The American government keeps a record of the amount of methane released into the atmosphere in order to monitor the issue. These numbers are used by scientists and decision-makers to estimate how much the earth will warm over the next few decades.

However, AP discovered that the government database frequently fails to take into account the actual rate of emissions seen in the Permian.

Companies must report emissions to the EPA’s Greenhouse Gas Reporting Program if they exceed 25,000 tonnes of carbon dioxide annually. Only a small number of Permian sites claim to have methane levels that are higher than that. However, according to AP’s analysis, over 140 of the Carbon Mapper-identified super-emitting sites were on course to exceed the reporting threshold.

For instance, during the course of the four measurements, Carbon Mapper calculated that Mako emitted an average of 870 kilogrammes of methane every hour. That would be 7.6 times the federal reporting standard over the course of a year.

The West Texas Gas company that runs Mako indicated that in 2020, the most recent year for which data is available, methane emissions from all of its boosting and gathering operations combined were only a sixth of what Carbon Mapper had observed blowing from the Mako facility alone.

Even after being corrected to account for overflights when no emissions were detected, other businesses likewise reported methane emissions at levels considerably lower than what the aircraft of Carbon Mapper’s company observed.
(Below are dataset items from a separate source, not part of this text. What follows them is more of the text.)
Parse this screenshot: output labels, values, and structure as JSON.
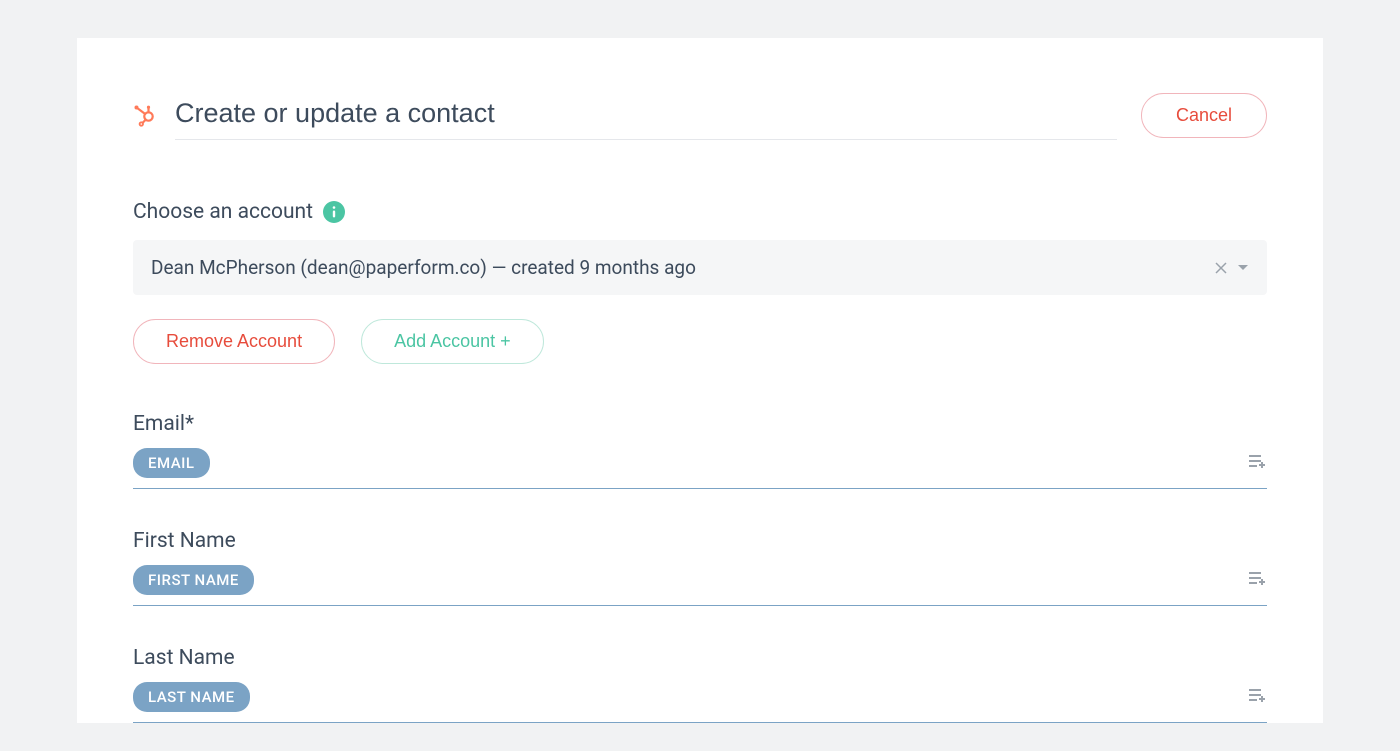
{
  "header": {
    "title": "Create or update a contact",
    "cancel_label": "Cancel"
  },
  "account": {
    "label": "Choose an account",
    "selected": "Dean McPherson (dean@paperform.co) — created 9 months ago",
    "remove_label": "Remove Account",
    "add_label": "Add Account +"
  },
  "fields": [
    {
      "label": "Email*",
      "token": "EMAIL"
    },
    {
      "label": "First Name",
      "token": "FIRST NAME"
    },
    {
      "label": "Last Name",
      "token": "LAST NAME"
    }
  ]
}
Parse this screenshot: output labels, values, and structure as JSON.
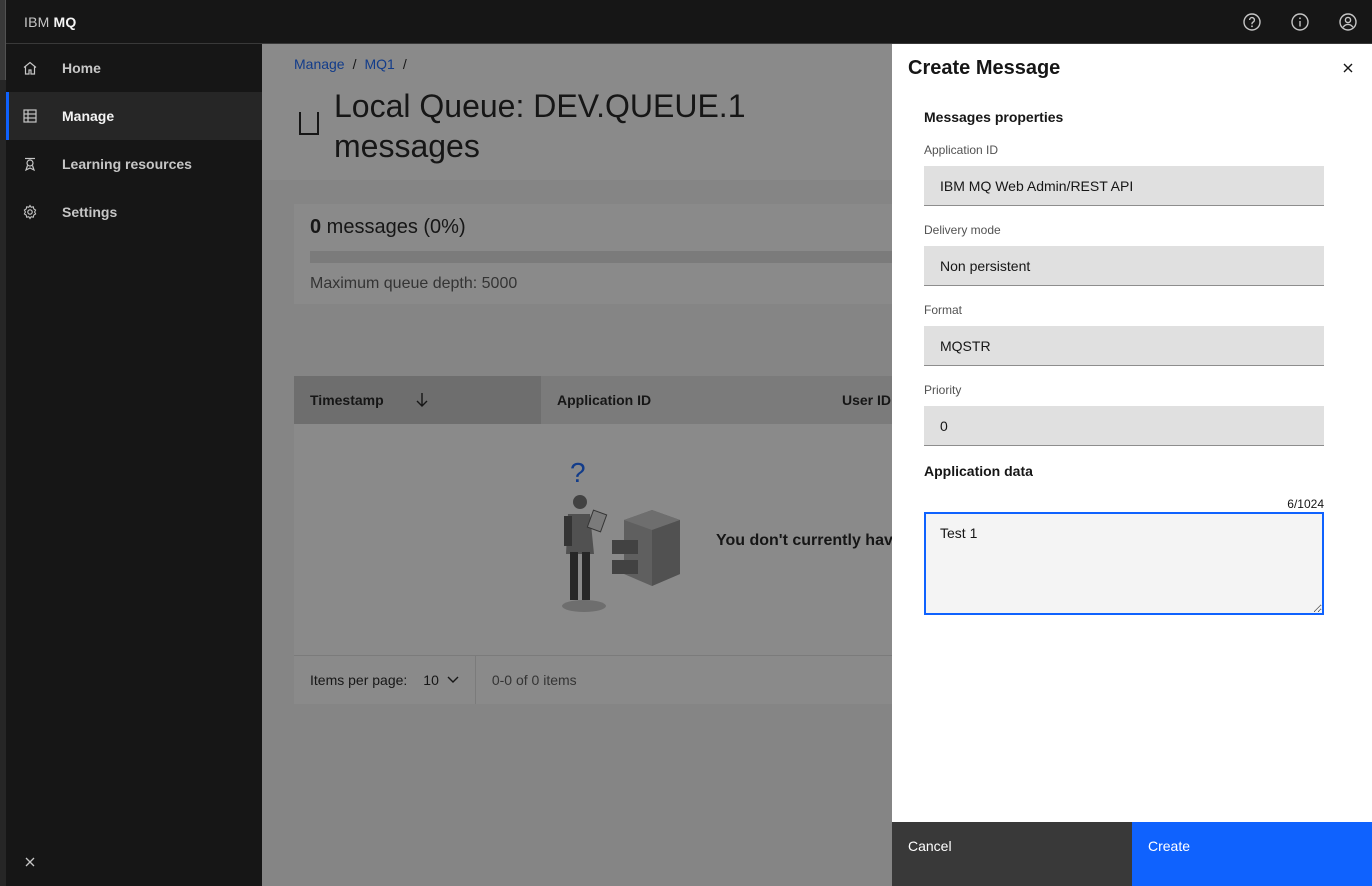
{
  "header": {
    "brand_prefix": "IBM",
    "brand_product": "MQ",
    "actions": [
      "help-icon",
      "info-icon",
      "user-avatar-icon"
    ]
  },
  "sidenav": {
    "items": [
      {
        "label": "Home",
        "icon": "home-icon"
      },
      {
        "label": "Manage",
        "icon": "table-icon",
        "active": true
      },
      {
        "label": "Learning resources",
        "icon": "learning-icon"
      },
      {
        "label": "Settings",
        "icon": "gear-icon"
      }
    ]
  },
  "main": {
    "breadcrumb": [
      "Manage",
      "MQ1"
    ],
    "breadcrumb_sep": "/",
    "title": "Local Queue: DEV.QUEUE.1 messages",
    "depth": {
      "count": "0",
      "count_suffix": " messages (0%)",
      "max_label": "Maximum queue depth: 5000",
      "fill_fraction": 0
    },
    "table": {
      "columns": [
        "Timestamp",
        "Application ID",
        "User ID"
      ],
      "empty_message": "You don't currently have"
    },
    "pagination": {
      "items_per_page_label": "Items per page:",
      "items_per_page_value": "10",
      "range": "0-0 of 0 items"
    }
  },
  "panel": {
    "title": "Create Message",
    "section_properties": "Messages properties",
    "fields": {
      "application_id": {
        "label": "Application ID",
        "value": "IBM MQ Web Admin/REST API"
      },
      "delivery_mode": {
        "label": "Delivery mode",
        "value": "Non persistent"
      },
      "format": {
        "label": "Format",
        "value": "MQSTR"
      },
      "priority": {
        "label": "Priority",
        "value": "0"
      }
    },
    "section_data": "Application data",
    "data_counter": "6/1024",
    "data_value": "Test 1",
    "cancel_label": "Cancel",
    "create_label": "Create"
  },
  "colors": {
    "accent": "#0f62fe",
    "shell": "#161616"
  }
}
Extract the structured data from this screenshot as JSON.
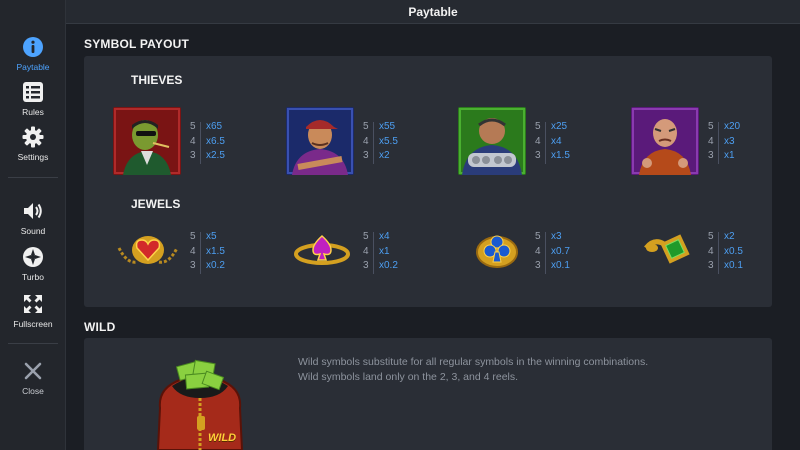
{
  "header": {
    "title": "Paytable"
  },
  "sidebar": {
    "items": [
      {
        "label": "Paytable",
        "icon": "info-icon"
      },
      {
        "label": "Rules",
        "icon": "list-icon"
      },
      {
        "label": "Settings",
        "icon": "gear-icon"
      },
      {
        "label": "Sound",
        "icon": "speaker-icon"
      },
      {
        "label": "Turbo",
        "icon": "turbo-icon"
      },
      {
        "label": "Fullscreen",
        "icon": "fullscreen-icon"
      },
      {
        "label": "Close",
        "icon": "close-icon"
      }
    ],
    "active_color": "#4da3ff"
  },
  "symbol_payout": {
    "title": "SYMBOL PAYOUT",
    "thieves": {
      "title": "THIEVES",
      "symbols": [
        {
          "name": "sunglasses-thief",
          "payouts": [
            [
              "5",
              "x65"
            ],
            [
              "4",
              "x6.5"
            ],
            [
              "3",
              "x2.5"
            ]
          ]
        },
        {
          "name": "cap-thief",
          "payouts": [
            [
              "5",
              "x55"
            ],
            [
              "4",
              "x5.5"
            ],
            [
              "3",
              "x2"
            ]
          ]
        },
        {
          "name": "bruiser-thief",
          "payouts": [
            [
              "5",
              "x25"
            ],
            [
              "4",
              "x4"
            ],
            [
              "3",
              "x1.5"
            ]
          ]
        },
        {
          "name": "bald-thief",
          "payouts": [
            [
              "5",
              "x20"
            ],
            [
              "4",
              "x3"
            ],
            [
              "3",
              "x1"
            ]
          ]
        }
      ]
    },
    "jewels": {
      "title": "JEWELS",
      "symbols": [
        {
          "name": "heart-ring",
          "payouts": [
            [
              "5",
              "x5"
            ],
            [
              "4",
              "x1.5"
            ],
            [
              "3",
              "x0.2"
            ]
          ]
        },
        {
          "name": "spade-ring",
          "payouts": [
            [
              "5",
              "x4"
            ],
            [
              "4",
              "x1"
            ],
            [
              "3",
              "x0.2"
            ]
          ]
        },
        {
          "name": "club-ring",
          "payouts": [
            [
              "5",
              "x3"
            ],
            [
              "4",
              "x0.7"
            ],
            [
              "3",
              "x0.1"
            ]
          ]
        },
        {
          "name": "emerald-ring",
          "payouts": [
            [
              "5",
              "x2"
            ],
            [
              "4",
              "x0.5"
            ],
            [
              "3",
              "x0.1"
            ]
          ]
        }
      ]
    }
  },
  "wild": {
    "title": "WILD",
    "description_line1": "Wild symbols substitute for all regular symbols in the winning combinations.",
    "description_line2": "Wild symbols land only on the 2, 3, and 4 reels.",
    "badge": "WILD"
  },
  "colors": {
    "payout_value": "#4d9ff2",
    "payout_count": "#9aa1ad",
    "panel_bg": "#2a2e36",
    "page_bg": "#1b1e24"
  }
}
For a year of operations in the Permian Basin, Devon Energy reported producing methane equivalent to 42,000 metric tonnes of CO2. According to AP’s research utilising the emissions that have been found, they would probably spew that much in just 46 days.
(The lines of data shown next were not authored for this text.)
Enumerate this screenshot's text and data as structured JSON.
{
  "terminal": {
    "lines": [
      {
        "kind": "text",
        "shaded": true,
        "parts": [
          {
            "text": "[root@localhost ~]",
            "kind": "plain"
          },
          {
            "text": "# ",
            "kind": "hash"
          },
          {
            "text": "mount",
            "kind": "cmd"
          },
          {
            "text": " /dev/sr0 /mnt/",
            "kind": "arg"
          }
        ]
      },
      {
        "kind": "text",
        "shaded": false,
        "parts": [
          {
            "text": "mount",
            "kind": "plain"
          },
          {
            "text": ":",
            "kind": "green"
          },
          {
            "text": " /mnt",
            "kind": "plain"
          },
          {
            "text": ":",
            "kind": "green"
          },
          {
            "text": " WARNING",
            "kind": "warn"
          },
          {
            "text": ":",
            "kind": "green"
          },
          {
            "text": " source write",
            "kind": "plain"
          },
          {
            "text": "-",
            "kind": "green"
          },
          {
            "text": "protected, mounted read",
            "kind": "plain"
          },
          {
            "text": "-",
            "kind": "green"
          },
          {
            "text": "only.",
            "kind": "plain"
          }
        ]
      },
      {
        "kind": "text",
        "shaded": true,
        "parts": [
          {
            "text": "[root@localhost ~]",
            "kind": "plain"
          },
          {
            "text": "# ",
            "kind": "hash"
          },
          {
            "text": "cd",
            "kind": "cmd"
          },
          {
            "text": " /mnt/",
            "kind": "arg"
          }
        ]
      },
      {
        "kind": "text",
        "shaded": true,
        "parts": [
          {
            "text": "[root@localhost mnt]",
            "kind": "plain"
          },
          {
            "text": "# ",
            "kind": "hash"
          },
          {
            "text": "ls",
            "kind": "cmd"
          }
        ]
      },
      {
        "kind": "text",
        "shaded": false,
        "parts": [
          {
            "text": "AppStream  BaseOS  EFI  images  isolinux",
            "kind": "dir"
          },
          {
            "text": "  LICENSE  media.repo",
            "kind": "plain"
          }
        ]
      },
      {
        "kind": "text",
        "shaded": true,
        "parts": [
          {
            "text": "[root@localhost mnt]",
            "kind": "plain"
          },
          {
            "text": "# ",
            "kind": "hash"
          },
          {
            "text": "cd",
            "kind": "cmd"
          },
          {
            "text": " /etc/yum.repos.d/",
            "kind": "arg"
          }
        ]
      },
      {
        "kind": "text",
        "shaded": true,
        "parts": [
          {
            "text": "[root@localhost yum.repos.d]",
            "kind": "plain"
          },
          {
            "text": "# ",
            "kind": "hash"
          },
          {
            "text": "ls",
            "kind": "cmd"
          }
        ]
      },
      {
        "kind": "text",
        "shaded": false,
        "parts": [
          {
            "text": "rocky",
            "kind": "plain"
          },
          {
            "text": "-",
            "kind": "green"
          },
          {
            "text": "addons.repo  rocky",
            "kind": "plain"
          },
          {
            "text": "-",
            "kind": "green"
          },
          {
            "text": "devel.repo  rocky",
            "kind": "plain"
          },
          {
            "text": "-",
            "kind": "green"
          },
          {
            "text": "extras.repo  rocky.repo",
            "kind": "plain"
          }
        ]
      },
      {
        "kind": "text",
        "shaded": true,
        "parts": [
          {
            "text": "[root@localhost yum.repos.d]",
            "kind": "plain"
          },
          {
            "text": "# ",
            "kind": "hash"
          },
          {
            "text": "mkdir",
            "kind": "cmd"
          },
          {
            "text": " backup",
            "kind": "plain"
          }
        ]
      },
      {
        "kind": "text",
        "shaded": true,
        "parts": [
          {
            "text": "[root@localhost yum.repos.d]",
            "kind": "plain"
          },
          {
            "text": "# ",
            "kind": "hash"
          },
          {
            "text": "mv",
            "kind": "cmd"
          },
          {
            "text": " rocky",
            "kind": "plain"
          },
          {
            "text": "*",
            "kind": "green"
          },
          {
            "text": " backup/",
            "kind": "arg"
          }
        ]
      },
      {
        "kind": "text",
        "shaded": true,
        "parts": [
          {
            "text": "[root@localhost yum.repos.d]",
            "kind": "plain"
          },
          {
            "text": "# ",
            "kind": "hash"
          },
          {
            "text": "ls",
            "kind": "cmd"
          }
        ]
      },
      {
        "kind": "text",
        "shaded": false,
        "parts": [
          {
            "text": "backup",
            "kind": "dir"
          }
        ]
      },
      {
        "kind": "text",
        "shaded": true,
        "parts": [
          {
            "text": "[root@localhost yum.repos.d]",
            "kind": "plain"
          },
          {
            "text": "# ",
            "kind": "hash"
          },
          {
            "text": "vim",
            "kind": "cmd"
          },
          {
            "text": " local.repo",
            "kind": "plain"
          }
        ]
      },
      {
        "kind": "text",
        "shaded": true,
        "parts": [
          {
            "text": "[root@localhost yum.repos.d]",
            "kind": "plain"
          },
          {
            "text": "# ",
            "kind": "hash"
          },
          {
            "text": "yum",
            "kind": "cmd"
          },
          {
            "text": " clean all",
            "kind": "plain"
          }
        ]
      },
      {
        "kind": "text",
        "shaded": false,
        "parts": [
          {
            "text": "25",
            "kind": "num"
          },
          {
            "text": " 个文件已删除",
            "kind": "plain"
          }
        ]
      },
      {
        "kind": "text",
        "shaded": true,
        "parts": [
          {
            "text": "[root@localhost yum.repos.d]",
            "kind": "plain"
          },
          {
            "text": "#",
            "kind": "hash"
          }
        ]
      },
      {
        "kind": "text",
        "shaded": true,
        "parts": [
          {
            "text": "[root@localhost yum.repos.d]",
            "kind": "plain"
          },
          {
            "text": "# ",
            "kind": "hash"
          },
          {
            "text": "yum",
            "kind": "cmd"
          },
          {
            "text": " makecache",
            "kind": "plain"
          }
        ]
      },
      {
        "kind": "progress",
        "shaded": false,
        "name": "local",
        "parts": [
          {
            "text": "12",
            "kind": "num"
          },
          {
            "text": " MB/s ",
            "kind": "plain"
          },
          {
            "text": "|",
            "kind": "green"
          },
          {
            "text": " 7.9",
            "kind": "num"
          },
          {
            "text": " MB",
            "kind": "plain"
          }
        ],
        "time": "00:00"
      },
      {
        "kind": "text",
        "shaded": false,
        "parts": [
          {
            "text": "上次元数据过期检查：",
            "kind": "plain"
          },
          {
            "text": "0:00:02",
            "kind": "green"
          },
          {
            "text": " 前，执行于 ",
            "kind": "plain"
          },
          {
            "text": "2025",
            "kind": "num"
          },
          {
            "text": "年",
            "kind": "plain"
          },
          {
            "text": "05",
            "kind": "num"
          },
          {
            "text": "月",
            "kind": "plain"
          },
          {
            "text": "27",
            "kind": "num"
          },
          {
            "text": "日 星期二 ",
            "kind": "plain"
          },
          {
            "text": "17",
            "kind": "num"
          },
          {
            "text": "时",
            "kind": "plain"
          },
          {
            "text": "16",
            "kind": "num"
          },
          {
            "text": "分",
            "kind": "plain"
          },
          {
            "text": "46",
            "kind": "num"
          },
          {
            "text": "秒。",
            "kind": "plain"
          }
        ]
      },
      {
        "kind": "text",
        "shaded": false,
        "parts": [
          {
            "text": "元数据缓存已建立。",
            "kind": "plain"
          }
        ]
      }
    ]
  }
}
If Lucid Energy Group’s measured emissions persisted unchecked, in just three months the company would produce more emissions than it reported to EPA.

According to a Devon representative, the business is dedicated to lowering its methane emissions and being open about its efforts. In order for oil and gas businesses to disclose methane, the corporation has joined a U.N. cooperation.
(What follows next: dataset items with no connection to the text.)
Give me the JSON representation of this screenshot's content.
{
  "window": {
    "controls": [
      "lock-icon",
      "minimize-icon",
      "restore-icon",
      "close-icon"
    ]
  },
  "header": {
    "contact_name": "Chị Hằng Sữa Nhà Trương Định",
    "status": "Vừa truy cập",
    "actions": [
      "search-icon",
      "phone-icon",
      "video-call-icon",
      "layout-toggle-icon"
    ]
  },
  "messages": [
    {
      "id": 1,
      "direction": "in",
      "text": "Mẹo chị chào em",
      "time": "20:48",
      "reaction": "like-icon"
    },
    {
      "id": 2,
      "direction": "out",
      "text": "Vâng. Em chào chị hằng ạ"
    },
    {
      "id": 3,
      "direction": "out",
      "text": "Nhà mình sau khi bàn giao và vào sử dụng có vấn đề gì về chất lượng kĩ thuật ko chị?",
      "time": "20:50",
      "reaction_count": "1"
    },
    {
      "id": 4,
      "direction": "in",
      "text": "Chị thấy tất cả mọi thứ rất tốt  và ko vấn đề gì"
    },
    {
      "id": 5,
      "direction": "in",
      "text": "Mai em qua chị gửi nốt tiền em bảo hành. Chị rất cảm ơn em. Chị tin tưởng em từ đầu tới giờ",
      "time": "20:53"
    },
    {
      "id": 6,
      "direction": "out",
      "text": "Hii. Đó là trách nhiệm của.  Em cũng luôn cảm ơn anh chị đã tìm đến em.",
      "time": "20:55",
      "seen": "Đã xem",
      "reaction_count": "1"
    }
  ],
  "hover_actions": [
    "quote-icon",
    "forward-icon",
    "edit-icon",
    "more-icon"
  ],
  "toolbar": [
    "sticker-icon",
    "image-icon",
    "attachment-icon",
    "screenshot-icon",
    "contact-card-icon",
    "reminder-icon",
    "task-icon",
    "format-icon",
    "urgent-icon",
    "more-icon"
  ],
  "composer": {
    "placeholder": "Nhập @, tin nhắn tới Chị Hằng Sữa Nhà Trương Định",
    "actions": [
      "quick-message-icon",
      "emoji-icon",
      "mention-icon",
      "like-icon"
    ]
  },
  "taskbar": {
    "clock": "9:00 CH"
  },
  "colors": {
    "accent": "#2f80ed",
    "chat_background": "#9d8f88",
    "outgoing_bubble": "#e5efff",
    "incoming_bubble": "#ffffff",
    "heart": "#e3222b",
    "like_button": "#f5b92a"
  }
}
According to Duren, this estimating technique has been applied in numerous earlier peer-reviewed research and is a well-known and standard procedure with emissions monitoring systems.

Even while Vaquero Permian Gathering claimed the company as a whole was generating methane at a rate of 19,000 metric tonnes of CO2, AP discovered that just one Vaquero facility was doing so at a rate of 53,000 tonnes annually.

A representative for Vaquero stated that the business had nothing else to add.

Although the Clean Air Act requires businesses to report greenhouse gas emissions accurately, the EPA was unable to give AP even one instance of a polluter being punished or cited for underreporting or failing to disclose, as required by law.